Thirteen states now have adult obesity rates above 30 percent, 41 states have rates of at least 25 percent, and every state is above 20 percent, according to the report. In 1980, no state was above 15 percent; in 1991, no state was above 20 percent; in 2000, no state was above 25 percent; and, in 2007, only Mississippi was above 30 percent.
Screening for all
In 2012, the United States Preventive Services Task Force recommended screening all adults for obesity.
The Task Force said that weight-loss outcomes improved when interventions involved more sessions.
Adult obesity: Some improvement seen
After three decades of increases, adult obesity rates remained level in every state except for one, Arkansas, in the past year, according to F as in Fat: How Obesity Threatens America’s Future 2013, a report released in August by the Trust for America’s Health and the Robert Wood Johnson Foundation.
Key findings from the report include:
- Rates vary by region. Of the states with the 20 highest adult obesity rates, only Pennsylvania is not in the South or Midwest. For the first time in eight years, Mississippi no longer has the highest rate; Louisiana, at 34.7 percent, is the highest, followed closely by Mississippi at 34.6 percent. Colorado had the lowest rate at 20.5 percent.
- Rates vary by age. Obesity rates for Baby Boomers (45-to 64-year-olds) have reached 40 percent in two states (Alabama and Louisiana) and are 30 percent or higher in 41 states. By comparison, obesity rates for seniors (65+ years old) exceed 30 percent in only one state (Louisiana). Obesity rates for young adults (18-to 25-year-olds) are below 28 percent in every state.
- Rates by gender are now consistent. Ten years ago, there was nearly a 6-percentage point difference between rates for men and women (men 27.5 percent, women 33.4 percent). Today, rates are nearly the same (men 35.8 percent, women 35.5 percent). Men’s obesity rates have been climbing faster than women’s for this last decade.
- Rates of “extreme” obesity have grown dramatically. Rates of adult Americans with a body mass index (BMI) of 40 or higher have grown in the past 30 years from 1.4 percent to 6.3 percent – a 350 percent increase. Among children and teens (2-to 19-year-olds), more than 5.1 percent of males and 4.7 percent of females are now severely obese.

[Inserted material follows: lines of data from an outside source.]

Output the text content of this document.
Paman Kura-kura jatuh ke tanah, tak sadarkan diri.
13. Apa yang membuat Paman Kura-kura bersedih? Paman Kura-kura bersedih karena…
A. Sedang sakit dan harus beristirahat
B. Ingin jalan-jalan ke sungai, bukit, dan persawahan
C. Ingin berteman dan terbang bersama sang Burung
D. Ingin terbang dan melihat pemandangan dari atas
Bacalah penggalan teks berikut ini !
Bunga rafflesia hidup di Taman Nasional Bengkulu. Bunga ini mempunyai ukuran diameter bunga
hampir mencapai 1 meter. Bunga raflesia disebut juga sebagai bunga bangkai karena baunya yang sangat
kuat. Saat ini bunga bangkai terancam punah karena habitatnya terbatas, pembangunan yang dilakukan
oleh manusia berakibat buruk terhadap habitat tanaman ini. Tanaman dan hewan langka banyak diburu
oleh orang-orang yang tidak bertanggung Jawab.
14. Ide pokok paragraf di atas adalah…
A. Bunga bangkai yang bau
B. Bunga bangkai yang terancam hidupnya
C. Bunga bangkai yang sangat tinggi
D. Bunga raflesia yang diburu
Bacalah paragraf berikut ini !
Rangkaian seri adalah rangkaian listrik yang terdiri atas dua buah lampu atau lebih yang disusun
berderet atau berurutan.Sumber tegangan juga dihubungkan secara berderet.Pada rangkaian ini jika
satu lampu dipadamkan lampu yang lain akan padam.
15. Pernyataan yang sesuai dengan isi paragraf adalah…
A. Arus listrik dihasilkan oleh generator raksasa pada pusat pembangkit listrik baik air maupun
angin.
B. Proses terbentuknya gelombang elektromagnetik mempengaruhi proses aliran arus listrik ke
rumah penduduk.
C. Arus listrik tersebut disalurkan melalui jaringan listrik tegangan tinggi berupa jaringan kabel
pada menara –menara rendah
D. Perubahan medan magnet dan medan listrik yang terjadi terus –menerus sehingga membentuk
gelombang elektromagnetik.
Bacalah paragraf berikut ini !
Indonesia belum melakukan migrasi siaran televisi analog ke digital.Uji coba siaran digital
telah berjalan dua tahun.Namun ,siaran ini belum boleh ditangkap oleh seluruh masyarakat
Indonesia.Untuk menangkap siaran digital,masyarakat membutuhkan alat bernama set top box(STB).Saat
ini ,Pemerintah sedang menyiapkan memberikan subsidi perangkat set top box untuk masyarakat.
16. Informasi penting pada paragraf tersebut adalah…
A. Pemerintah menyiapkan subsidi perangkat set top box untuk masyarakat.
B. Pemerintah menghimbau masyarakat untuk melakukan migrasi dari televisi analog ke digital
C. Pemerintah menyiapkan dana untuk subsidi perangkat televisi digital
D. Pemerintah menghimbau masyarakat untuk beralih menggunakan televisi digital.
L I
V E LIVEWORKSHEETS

- Rates vary by education. More than 35 percent of adults aged 26 and older who did not graduate high school are obese, compared with 21.3 percent of those who graduated from college or technical college.
- Rates vary by income. More than 31 percent of adults aged 18 and older who earn less than $25,000 per year were obese, compared with 25.4 percent of those who earn at least $50,000 per year.
The report includes a set of strategies that have improved health – but its authors stress that they are not yet implemented or funded at a level to reduce obesity trends significantly. Some key recommendations from the report regarding strategies that should be taken to scale include:
- All food in schools must be healthy.
- Kids and adults should have access to more opportunities to be physically active on a regular basis.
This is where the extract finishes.